Transcription factor cascades during fasting amplify gluconeogenesis and instigate a secondary wave of ketogenic gene transcription. [RNA-Seq 2]. Transcription factor cascades during fasting amplify gluconeogenesis and instigate a secondary wave of ketogenic gene transcription. [RNA-Seq 2]
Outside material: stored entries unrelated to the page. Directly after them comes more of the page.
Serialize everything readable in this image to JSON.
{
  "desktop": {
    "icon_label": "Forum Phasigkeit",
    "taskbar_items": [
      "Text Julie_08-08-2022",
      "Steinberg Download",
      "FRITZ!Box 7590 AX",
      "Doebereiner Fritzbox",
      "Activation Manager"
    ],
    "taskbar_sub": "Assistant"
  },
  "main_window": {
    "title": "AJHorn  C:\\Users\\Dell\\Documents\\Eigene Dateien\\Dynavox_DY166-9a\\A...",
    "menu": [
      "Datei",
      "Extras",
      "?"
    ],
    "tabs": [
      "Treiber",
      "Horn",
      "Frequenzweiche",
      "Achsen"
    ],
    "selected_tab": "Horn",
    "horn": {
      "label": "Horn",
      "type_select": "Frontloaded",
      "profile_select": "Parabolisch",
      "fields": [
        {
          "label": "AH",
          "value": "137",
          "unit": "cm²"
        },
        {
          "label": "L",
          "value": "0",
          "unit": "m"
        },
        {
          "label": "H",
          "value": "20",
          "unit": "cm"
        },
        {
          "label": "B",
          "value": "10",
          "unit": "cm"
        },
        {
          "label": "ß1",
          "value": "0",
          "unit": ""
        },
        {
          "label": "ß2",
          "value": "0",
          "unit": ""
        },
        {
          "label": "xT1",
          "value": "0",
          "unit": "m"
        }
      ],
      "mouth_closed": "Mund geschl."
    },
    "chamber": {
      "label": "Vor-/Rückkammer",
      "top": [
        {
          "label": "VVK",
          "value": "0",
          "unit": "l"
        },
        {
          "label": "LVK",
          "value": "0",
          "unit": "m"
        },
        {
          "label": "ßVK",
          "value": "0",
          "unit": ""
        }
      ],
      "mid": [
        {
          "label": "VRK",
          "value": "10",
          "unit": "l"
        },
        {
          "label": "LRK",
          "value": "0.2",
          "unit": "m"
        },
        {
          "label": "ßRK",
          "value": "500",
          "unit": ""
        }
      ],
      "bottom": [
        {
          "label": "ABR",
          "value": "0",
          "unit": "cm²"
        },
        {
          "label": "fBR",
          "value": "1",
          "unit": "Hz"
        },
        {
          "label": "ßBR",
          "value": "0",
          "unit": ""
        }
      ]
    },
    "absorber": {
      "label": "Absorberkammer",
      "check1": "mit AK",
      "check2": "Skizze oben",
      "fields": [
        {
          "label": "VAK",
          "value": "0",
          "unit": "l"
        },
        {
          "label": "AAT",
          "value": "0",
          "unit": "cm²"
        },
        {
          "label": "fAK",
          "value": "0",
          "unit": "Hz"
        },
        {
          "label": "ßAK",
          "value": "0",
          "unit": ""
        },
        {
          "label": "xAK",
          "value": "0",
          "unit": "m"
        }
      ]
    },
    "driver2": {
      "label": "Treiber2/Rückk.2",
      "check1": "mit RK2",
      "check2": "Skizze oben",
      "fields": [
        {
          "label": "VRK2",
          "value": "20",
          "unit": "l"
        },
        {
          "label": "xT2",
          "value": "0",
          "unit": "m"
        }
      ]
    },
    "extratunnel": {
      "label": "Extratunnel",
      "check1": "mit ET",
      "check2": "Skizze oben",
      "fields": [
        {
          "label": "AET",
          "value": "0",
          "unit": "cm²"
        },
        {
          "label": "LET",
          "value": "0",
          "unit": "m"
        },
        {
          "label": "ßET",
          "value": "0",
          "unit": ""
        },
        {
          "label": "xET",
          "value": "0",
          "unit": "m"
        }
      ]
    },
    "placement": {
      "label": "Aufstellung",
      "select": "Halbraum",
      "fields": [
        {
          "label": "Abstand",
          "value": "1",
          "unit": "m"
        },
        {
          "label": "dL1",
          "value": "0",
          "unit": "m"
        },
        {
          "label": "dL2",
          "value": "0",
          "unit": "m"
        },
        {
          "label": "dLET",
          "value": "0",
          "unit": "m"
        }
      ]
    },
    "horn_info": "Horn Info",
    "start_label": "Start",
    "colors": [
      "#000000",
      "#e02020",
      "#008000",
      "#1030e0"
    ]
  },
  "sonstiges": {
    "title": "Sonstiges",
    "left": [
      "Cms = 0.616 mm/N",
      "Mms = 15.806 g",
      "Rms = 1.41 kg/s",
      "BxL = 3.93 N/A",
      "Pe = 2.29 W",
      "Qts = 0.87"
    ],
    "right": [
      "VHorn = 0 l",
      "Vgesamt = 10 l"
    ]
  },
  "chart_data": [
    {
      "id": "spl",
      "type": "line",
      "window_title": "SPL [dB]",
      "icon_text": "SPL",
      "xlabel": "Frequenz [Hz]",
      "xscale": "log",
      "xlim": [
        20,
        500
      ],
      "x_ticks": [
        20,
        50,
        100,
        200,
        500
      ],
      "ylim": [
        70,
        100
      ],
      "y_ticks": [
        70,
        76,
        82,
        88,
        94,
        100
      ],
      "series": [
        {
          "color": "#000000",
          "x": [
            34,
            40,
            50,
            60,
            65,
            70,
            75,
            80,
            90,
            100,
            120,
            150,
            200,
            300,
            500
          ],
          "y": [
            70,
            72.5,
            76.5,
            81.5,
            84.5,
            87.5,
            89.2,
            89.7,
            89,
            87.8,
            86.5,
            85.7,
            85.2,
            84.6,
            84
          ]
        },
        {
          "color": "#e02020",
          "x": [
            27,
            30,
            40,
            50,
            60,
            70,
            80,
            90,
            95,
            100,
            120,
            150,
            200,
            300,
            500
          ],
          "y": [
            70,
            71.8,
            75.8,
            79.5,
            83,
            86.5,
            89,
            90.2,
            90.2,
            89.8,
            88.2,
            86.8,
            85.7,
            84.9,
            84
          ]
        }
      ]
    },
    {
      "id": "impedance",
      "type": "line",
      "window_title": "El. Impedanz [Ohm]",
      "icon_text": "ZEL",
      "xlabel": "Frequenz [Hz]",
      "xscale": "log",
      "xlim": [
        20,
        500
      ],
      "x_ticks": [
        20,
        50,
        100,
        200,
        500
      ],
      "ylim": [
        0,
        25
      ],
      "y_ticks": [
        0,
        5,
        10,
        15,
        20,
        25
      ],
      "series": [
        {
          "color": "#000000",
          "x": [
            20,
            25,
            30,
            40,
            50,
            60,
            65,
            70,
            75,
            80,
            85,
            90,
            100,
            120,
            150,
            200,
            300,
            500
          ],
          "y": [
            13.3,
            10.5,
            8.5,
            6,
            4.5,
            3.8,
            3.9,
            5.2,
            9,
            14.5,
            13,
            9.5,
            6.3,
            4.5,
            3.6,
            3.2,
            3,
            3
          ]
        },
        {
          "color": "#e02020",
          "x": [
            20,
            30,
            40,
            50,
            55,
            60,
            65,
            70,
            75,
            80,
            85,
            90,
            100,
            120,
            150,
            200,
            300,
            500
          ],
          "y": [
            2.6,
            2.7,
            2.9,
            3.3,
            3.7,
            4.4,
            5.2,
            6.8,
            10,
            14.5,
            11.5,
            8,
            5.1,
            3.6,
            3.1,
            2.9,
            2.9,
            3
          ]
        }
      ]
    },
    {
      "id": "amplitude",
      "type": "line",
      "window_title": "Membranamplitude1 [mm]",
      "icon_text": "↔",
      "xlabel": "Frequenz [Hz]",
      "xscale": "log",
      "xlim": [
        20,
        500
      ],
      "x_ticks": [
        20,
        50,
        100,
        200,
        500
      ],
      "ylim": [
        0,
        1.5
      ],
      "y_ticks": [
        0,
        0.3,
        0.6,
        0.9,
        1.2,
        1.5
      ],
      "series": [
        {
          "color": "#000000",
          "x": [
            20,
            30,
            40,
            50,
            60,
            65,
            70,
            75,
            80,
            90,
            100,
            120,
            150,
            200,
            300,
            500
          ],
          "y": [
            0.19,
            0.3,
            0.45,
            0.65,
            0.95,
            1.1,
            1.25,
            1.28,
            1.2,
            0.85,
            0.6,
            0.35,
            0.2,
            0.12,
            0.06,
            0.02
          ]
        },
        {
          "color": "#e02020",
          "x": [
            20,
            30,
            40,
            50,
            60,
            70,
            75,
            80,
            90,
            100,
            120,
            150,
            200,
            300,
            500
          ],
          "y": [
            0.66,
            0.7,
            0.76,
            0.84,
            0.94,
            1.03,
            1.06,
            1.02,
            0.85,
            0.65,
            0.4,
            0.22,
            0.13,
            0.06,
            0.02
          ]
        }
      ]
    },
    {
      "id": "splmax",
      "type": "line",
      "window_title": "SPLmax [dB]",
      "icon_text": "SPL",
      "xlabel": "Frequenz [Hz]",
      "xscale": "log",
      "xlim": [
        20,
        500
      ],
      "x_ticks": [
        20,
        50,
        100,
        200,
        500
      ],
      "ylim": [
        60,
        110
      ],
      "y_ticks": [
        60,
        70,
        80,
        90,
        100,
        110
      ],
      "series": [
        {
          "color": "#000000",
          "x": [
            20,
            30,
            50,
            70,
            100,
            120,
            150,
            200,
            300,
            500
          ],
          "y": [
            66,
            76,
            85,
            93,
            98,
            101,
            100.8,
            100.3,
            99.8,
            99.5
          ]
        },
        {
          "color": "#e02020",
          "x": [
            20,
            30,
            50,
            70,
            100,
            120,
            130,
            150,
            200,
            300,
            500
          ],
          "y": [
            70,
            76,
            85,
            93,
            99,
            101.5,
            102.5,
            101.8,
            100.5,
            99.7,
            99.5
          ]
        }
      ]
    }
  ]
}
During fasting, bodily homeostasis is maintained due to hepatic production of glucose (via gluconeogenesis) and ketone bodies (via ketogenesis). The major hormones governing hepatic fuel production are glucagon and glucocorticoids who initiate a complex transcriptional program aimed at supporting gluconeogenesis and ketogenesis. Here, we found that in addition to the known metabolic genes induced by glucagon and glucocorticoids, these hormones each induce a set of genes encoding transcription factors (TFs) thereby initiating transcriptional cascades. Glucocorticoids activate the glucocorticoid receptor (GR) that induces the genes encoding two TFs - C/EBPβ and PPARα. Transcriptomic analysis combined with gene silencing revealed the role of C/EBPβ as an amplifier of hormone-induced gluconeogenesis. In contrast, the GR-PPARα cascade initiated a secondary transcriptional wave of genes supporting ketogenesis. We show that a dual treatment of glucocorticoids with a PPARα agonist leads to synergistic induction of ketogenic genes and that this induction is dependent on protein synthesis. Genome-wide analysis of enhancer dynamics revealed numerous enhancers activated by the GR-PPARα cascade. These enhancers are proximal to ketogenic genes, are enriched for the PPARα binding motif and show increased PPARα binding as profiled by ChIP-seq. In summary, this study reveals abundant TF cascades occurring during fasting. These cascades serve two separated purposes: the amplification of the primary gluconeogenic transcriptional program and the induction of a secondary gene program aimed at enhancing ketogenesis. Overall design: Primary hepatocytes were isolated from male, 8-10 weeks-old mice (strain C57BL/6JOlaHsd). Three hours after plating, media was changed to Williams E media. After 18 h, hormones (corticosterone 1 µM, Wy14643 10 µM or a dual treatment) were added for 8h.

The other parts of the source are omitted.